There were moments he stood in open sky and shouted for the constitution, for equal voice. There were nights alone in cellars of power, nights haunted by betrayal. There were days when he was lifted by the cheers of the marginalised, the elderly, the farmer, the youth who saw their face in his words. The crowd that believed in him, even in defeat.

Now the land is hushed. Kenya looks for its captain like Walt Whitman in his famous elegy looked for President Abraham Lincoln, in empty cyber rooms, in silent halls of patriotism. His voice, once raw with protest, now echoes in court decisions, in architecture of the new law, in every ballot box pressed by human hands and sinister digital ones.

And in those echoes the nation remembers not only the ends he sought, but the way he sought them: with persistence, with dignity, with willingness to bear both love and sacrifice. He lived in wars of words, in battles near midnight, in the slow work of change. He carried trauma, he carried hope. His life was biography and elegy joined.

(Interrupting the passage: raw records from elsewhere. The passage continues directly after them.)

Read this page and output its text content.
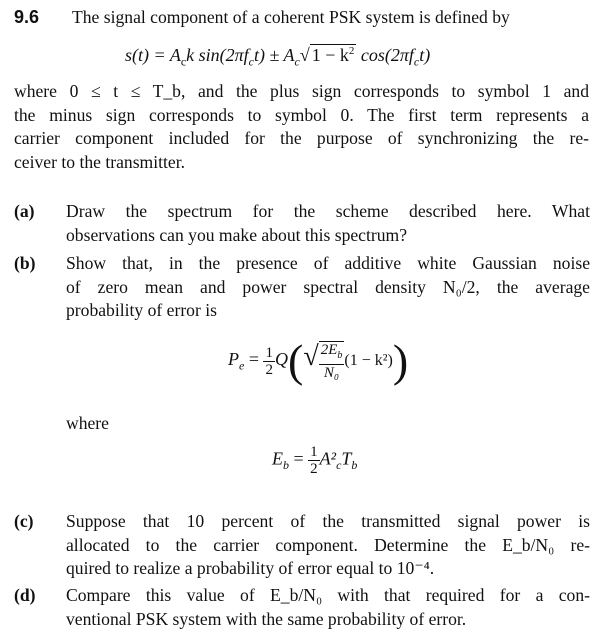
9.6 The signal component of a coherent PSK system is defined by
$s(t) = A_ck$ $\sin(2\pi f_ct) \pm A_c√$ $1 - k^2$ $\cos(2\pi f_ct)$
where 0 ≤ t ≤ T_b, and the plus sign corresponds to symbol 1 and
the minus sign corresponds to symbol 0. The first term represents a
carrier component included for the purpose of synchronizing the re-
ceiver to the transmitter.
(a) Draw the spectrum for the scheme described here. What
observations can you make about this spectrum?
(b) Show that, in the presence of additive white Gaussian noise
of zero mean and power spectral density N₀/2, the average
probability of error is
$P_e = \frac{1}{2} Q(√ \frac{2E_b}{\text{N₀}} (1 - k^2))$
where
$E_b = \frac{1}{2} A^2_cT_b$
(c) Suppose that 10 percent of the transmitted signal power is
allocated to the carrier component. Determine the E_b/N₀ re-
quired to realize a probability of error equal to 10⁻⁴.
(d) Compare this value of E_b/N₀ with that required for a con-
ventional PSK system with the same probability of error.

The nation has lost a part of itself, the republic a portion of its soul. The years will mourn him, each grain of soil of the motherland will carry his scars. But what he built for us progeny of the founding mothers and fathers of this great motherland, I mean law, voice, constitution, yearning, will not easily be undone. Never. Ever. His legacy rises in every whisper: democracy, justice, peace. Jowi! Jowi! Jowi! Raila eeeh. A luta continua.